450 millions d'euros pour construire l'île énergétique Princesse Elisabeth

L'île énergétique sera installée à 45 kilomètres au large de la Côte et s'étendra sur cinq hectares, dans la zone Princesse Elisabeth prévue pour la construction de nouvelles éoliennes.

 La construction d’une île énergétique en mer du Nord, avec une augmentation de l’éolien offshore, fait partie des projets.
©BELGA 

Le gouvernement fédéral, la Commission européenne et le gestionnaire du réseau à haute tension Elia ont signé mercredi le protocole pour la subvention européenne dans le cadre de la construction de l'île énergétique Princesse Elisabeth en mer du Nord. Le subside de 99,7 millions d'euros contribuera au développement de l'infrastructure qui doit former un maillon essentiel de l'exploitation de l'éolien offshore en mer du Nord.

L'île énergétique sera installée à 45 kilomètres au large de la Côte et s'étendra sur cinq hectares, dans la zone Princesse Elisabeth prévue pour la construction de nouvelles éoliennes. Elle hébergera presque exclusivement des infrastructures de transport, regroupera l'énergie produite par les nouvelles éoliennes offshore (3,5 gigawatts) et fera également office de hub pour de futures interconnexions - des lignes sous-marines à haute tension - avec la Grande-Bretagne et le Danemark.

La ministre de l'Energie, Tinne Van der Straeten, a souligné l'importance de ces interconnexions, notamment avec le Danemark, pour assurer l'approvisionnement de l'Europe en électricité. "Grâce à l'île énergétique, nous renforçons notre indépendance énergétique, nous diminuons nos factures et nous réduisons nos émissions de CO2", a-t-elle ajouté.

Fin des travaux en 2026

La construction de l'île nécessite un budget de 450 millions d'euros, dont 99,7 millions fournis par le fonds FRR (Facilité pour la reprise et la résilience) de la Commission européenne, créé pendant la pandémie afin de stimuler une économie européenne plus verte. Le subside européen permettra de construire la structure de l'île, composée de caissons en béton remplis de sable.

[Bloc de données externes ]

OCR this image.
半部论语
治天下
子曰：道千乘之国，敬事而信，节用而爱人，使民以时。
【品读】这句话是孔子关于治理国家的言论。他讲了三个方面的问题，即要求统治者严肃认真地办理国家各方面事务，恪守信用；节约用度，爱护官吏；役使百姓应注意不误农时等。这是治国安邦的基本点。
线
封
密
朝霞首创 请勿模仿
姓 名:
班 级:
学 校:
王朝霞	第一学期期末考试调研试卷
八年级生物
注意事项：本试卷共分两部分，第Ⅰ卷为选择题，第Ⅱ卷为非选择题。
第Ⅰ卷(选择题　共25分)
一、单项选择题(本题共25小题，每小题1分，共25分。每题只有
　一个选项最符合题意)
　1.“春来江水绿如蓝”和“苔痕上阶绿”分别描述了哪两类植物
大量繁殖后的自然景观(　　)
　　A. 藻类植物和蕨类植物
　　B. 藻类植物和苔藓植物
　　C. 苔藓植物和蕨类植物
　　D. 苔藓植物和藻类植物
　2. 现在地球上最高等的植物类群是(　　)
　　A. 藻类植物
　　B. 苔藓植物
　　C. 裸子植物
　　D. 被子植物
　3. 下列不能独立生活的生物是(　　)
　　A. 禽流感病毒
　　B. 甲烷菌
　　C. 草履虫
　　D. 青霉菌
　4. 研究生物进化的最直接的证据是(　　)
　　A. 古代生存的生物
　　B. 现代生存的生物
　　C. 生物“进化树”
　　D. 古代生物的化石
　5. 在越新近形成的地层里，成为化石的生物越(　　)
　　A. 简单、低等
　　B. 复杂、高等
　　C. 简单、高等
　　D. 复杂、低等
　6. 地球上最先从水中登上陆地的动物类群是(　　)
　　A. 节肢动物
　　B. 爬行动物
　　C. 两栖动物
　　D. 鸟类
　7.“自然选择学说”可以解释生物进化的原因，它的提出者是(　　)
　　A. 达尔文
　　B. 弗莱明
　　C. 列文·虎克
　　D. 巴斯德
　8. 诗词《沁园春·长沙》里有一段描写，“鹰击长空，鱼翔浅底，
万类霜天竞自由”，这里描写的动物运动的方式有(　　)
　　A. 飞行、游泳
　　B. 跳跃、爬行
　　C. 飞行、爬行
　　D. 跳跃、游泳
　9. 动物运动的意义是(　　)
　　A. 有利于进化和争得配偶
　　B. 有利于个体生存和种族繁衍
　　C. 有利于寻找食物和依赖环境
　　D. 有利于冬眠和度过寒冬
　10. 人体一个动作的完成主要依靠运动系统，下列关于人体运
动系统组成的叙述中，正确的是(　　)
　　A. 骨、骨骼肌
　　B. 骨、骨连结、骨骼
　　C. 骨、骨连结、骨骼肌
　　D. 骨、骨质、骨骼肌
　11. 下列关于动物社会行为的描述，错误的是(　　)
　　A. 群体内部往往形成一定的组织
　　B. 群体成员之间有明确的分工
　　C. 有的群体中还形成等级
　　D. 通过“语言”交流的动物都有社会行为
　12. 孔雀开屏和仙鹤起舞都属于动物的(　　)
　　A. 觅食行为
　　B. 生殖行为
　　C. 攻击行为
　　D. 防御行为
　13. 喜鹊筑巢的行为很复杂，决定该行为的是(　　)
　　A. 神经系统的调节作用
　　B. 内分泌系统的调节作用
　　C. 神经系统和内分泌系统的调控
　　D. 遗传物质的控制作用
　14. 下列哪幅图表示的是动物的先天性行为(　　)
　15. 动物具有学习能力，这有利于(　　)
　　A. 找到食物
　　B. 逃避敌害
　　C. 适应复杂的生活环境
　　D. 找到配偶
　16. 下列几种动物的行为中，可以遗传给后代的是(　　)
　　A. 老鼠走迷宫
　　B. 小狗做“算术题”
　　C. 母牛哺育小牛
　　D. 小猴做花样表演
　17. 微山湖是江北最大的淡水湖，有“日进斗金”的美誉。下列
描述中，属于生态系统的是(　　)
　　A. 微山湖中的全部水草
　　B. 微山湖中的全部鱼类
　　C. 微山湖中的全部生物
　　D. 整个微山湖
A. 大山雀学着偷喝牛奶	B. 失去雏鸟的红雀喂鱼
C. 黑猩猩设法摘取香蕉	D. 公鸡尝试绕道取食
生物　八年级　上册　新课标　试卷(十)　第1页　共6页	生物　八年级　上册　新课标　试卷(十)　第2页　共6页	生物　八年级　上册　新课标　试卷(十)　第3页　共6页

Les travaux débuteront en 2024 et devraient se terminer en août 2026. L'installation de l'infrastructure haute tension suivra ensuite.

Pour l'instant, la procédure d'adjudication pour l'île, l'élaboration du rapport d'incidences environnementales, la préparation de la procédure de permis et la demande d'une concession domaniale sont en cours, précise Elia.

Un million d'euros sera par ailleurs destiné à des projets tiers qui contribuent à la biodiversité marine.

Le coût de l'ensemble des infrastructures, interconnexions et câbles compris, s'élève à deux milliards d'euros.

Le projet fait partie des plans du gouvernement visant à augmenter la capacité de l'énergie éolienne offshore de 2,2 gigawatts actuellement à 8 gigawatts en 2040.